C’est un sujet sérieux et important, cher frère. Cependant tenons-nous-en toujours à la simplicité de la grâce de Dieu. Celui qui y a passé, tout en ayant, comme auparavant, ses combats avec lui-même et sa chair, est beaucoup plus dépouillé de lui-même, a plus de discernement de ce qui est de l’homme jugé en lui, et de Dieu ; la vie de dehors, quelque active qu’elle soit, prend moins d’importance, Dieu est plus le tout de tout. Extérieurement, ce chrétien peut être à peu près de même, au fond il ne l’est pas ; l’homme a pris sa vraie valeur à ses yeux. Il a plus de communion avec ses frères, mais en même temps il est plus isolé, c’est-à-dire plus avec Dieu. C’est ce que Christ était parfaitement, parce qu’il n’y avait rien à dépouiller en lui.
Paix vous soit, cher frère. Si vous avez encore quelques pensées là-dessus, écrivez-moi. Quant à la défection de notre frère E., je n’en suis pas étonné. Je ne peux pas dire non plus, sauf pour lui en charité, que cela me fasse de la peine. Il se connaît très peu, ou point. Dieu a permis qu’il fût en grande bénédiction, je le crois, à sa femme. Je la connais depuis de longues années, ainsi que sa famille.

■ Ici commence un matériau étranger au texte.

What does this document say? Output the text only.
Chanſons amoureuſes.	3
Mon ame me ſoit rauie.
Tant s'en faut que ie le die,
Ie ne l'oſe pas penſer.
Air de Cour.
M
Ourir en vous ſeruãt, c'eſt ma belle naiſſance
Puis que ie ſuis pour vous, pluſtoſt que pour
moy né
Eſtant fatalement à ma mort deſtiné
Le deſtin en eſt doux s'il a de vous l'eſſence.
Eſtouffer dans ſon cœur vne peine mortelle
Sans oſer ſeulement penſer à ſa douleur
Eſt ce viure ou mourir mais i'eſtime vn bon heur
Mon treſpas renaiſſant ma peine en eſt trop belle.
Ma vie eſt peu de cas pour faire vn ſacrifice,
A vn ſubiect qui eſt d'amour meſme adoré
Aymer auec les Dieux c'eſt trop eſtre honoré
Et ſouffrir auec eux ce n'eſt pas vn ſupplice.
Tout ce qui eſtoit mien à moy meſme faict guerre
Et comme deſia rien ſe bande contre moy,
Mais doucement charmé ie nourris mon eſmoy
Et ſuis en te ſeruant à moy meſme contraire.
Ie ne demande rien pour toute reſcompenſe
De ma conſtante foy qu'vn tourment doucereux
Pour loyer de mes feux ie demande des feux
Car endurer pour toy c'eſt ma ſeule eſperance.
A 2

J’ai une bonne lettre de notre cher N. à T., et je lui ai écrit. La joie de l’assemblée et la grâce que notre Seigneur lui fait sont ma joie, cher frère, et une grâce qu’il me fait à moi. Je suis avec eux en Esprit. Qu’Il les garde près de lui dans l’humilité et dans la joie de sa présence. Saluez beaucoup R., G., F. (j’ai reçu un billet de lui ; j’ai été trop malade pour y répondre), E. et tous les frères. D. M. est, je suppose, toujours à V. Saluez-le aussi affectueusement, ainsi que C., C. et tous les autres que je ne puis nommer nom par nom. J’ai toujours la pensée d’entreprendre mon voyage en Suisse, si Dieu me le permet. Il est possible que mon état de faiblesse le renvoie à une saison un peu plus douce pour traverser le Jura, mais pas pour longtemps, je le pense. Sauf quelques visites, je ne crois pas trouver ici le champ de mon travail. Nîmes m’appellera probablement plus tard. Mais auparavant je pense – Dieu seul le sait – aller en Suisse.